Due to its potential adverse effects on human health, perfluorooctanoic acid (PFOA), one of the once widely used legacy per- and polyfluoroalkyl substances (PFASs), has been recently replaced by its novel alternatives including hexafluoropropylene-oxide-dimer-acid (GenX) and ammonium 4,8-dioxa-3H-perfluorononanoate (ADONA). These alternative PFASs are detected in water and exposed workers. PFASs can enter organs like thyroids, however, it is yet unknown whether the new alternatives are safer than PFOA. In the current study, we compared the thyroid disrupting effects of PFOA and its alternatives GenX and ADONA in vitro with both rat thyroid cell line FRTL5 and primary normal human thyroid (NHT) cells. Cells were exposed to ascendant doses of PFOA, GenX or ADONA for various incubation time and cell viability was assessed by WST-1 assay and LDH assay. The proliferation rate of survived cells was determined by crystal violet-based cell proliferation assay and MTT assay. The gene expression of thyroid hormone regulation-related genes in thyroid cells after exposure was quantified by RT-PCR and Western blot. Our data showed that both PFOA and GenX reduced thyroid cell viability in both dose and time dependent manner, with GenX being more toxic than PFOA at the same condition.

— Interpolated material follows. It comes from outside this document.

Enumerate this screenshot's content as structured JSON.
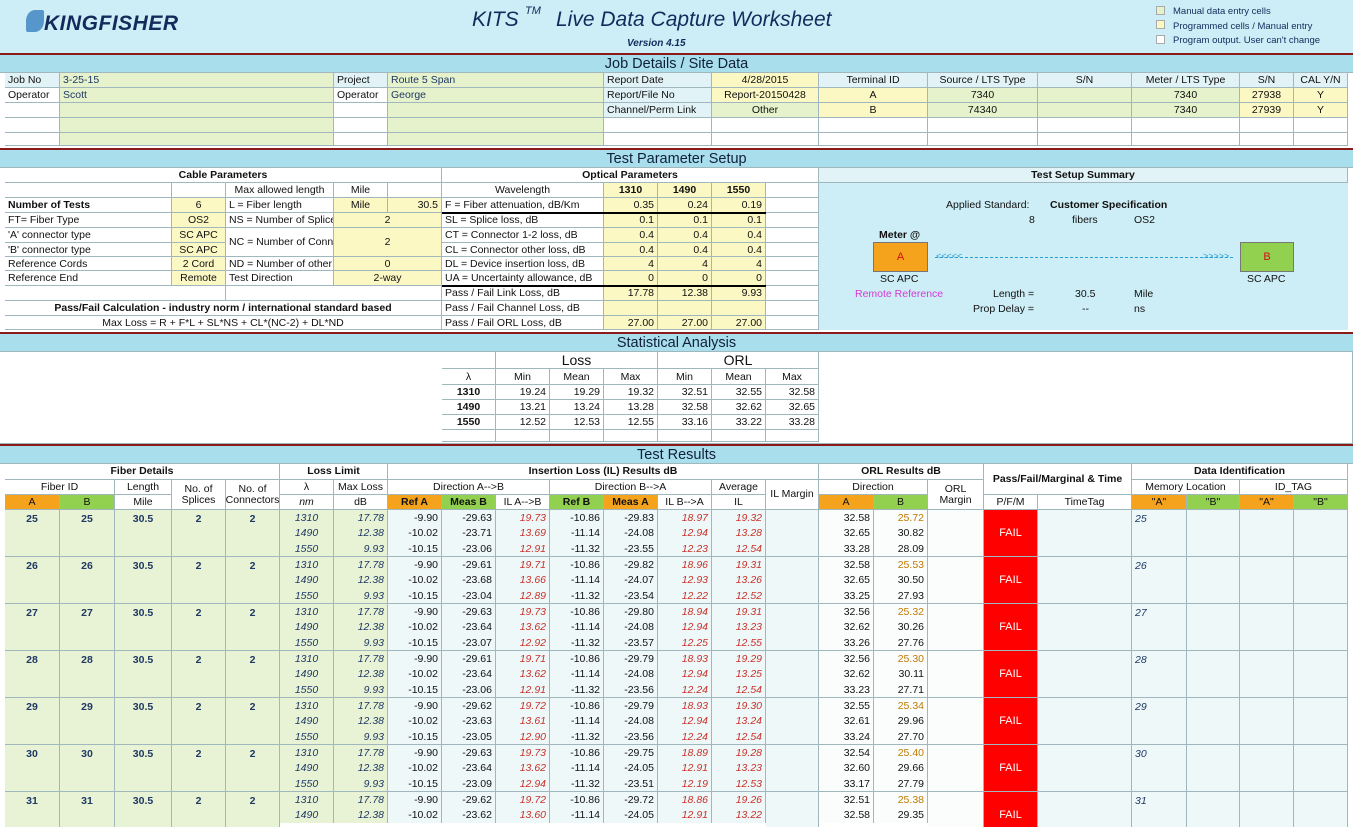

Similarly, the proliferation rate of cells survived exposure to PFOA and GenX was considerably impaired, with GenX showing more profound adverse effect than PFOA. Unlike PFOA and GenX, ADONA showed no apparent adverse effects on the viability and proliferation of both thyroid cell types. Gene expression data revealed that all three PFASs altered gene expression in both thyroid cells and the altered gene expression seemed to be PFAS and cell type dependent. Taken together, our data reveal that the thyroid disrupting effects is increased in the order of GenX > PFOA > ADONA. Our findings will be beneficial for the guidance of the future usage of PFASs and development of better alternatives.

由于其对人类健康的潜在不利影响，全氟辛酸 (PFOA) 是曾经广泛使用的传统全氟和多氟烷基物质 (PFAS) 之一，最近已被其新型替代品所取代，包括六氟环氧丙烷二聚酸 (GenX ) 和 4,8-二氧杂-3H-全氟壬酸铵 (ADONA)。这些替代的全氟和多氟烷基物质在水和暴露的工人中被检测到。PFAS 可以进入甲状腺等器官，但是，尚不清楚新替代品是否比 PFOA 更安全。在目前的研究中，我们在体外比较了 PFOA 及其替代品 GenX 和 ADONA 对大鼠甲状腺细胞系 FRTL5 和原代正常人甲状腺 (NHT) 细胞的甲状腺破坏作用。将细胞暴露于递增剂量的 PFOA、GenX 或 ADONA 不同的孵育时间，并通过 WST-1 测定和 LDH 测定评估细胞活力。通过基于结晶紫的细胞增殖试验和MTT试验测定存活细胞的增殖率。通过RT-PCR和Western印迹定量暴露后甲状腺细胞中甲状腺激素调节相关基因的基因表达。我们的数据显示，PFOA 和 GenX 都以剂量和时间依赖性方式降低了甲状腺细胞的活力，在相同条件下，GenX 比 PFOA 毒性更大。同样，暴露于 PFOA 和 GenX 后存活的细胞增殖率显着受损，GenX 显示出比 PFOA 更严重的不利影响。与 PFOA 和 GenX 不同，ADONA 对两种甲状腺细胞类型的活力和增殖没有表现出明显的不利影响。基因表达数据显示，所有三种 PFAS 都改变了甲状腺细胞中的基因表达，并且改变的基因表达似乎与 PFAS 和细胞类型有关。综上所述，我们的数据表明，甲状腺干扰作用以 GenX > PFOA > ADONA 的顺序增加。我们的研究结果将有助于指导未来 PFAS 的使用和开发更好的替代品。